Dans l’appartement loué pour l’occasion, où Mario Moretti, chef du commando des BR, s’exprime face à la caméra, une petite étagère rompt la nudité des murs blancs. Avant de filmer, Mosco y a disposé quelques cartes postales en guise d’ornement. Elles risquent de passer inaperçues tant elles sont petites, ou d’être considérées comme un détail anecdotique. Ce serait bien dommage, car il s’agit des représentations des autoportraits les plus célèbres et les plus beaux de Rembrandt.

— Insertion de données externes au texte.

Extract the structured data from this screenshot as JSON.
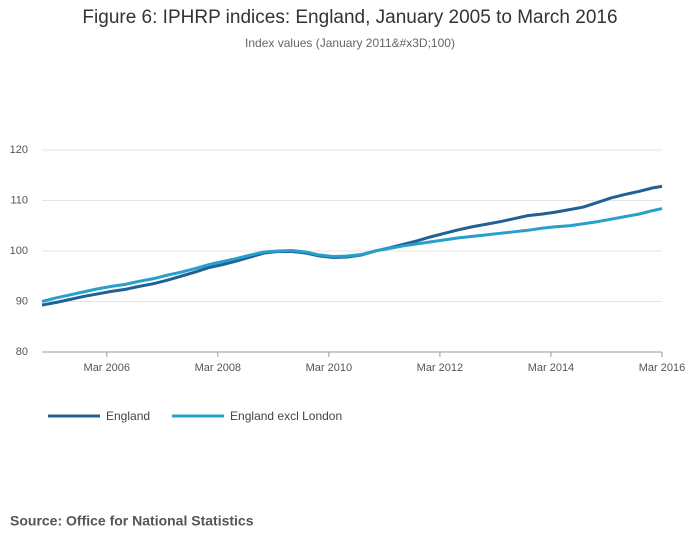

Rembrandt, le peintre, le portraitiste, qui voyait au-delà des apparences… Une étrange coïncidence, un raccourci fort éloquent.
(1) Francs-tireurs et partisans – Main-d’œuvre immigrée.
(2) La Comédie, Enfer, III, 14-18, traduction de Jean-Charles Vegliante, Paris, Imprimerie Nationale Éditions, 1995.
(3) Le phénomène judiciaire du pentitismo, qui consiste à accorder aux mafiosi un allègement de peine, notamment sous forme d’une nouvelle identité, en échange d’une collaboration avec les magistrats et une mise à la disposition de la justice pour tout procès requérant leur témoignage, a fait du célèbre Maxi-Procès (1987) un succès pour la Justice à travers le témoignage de Tommaso Buscetta.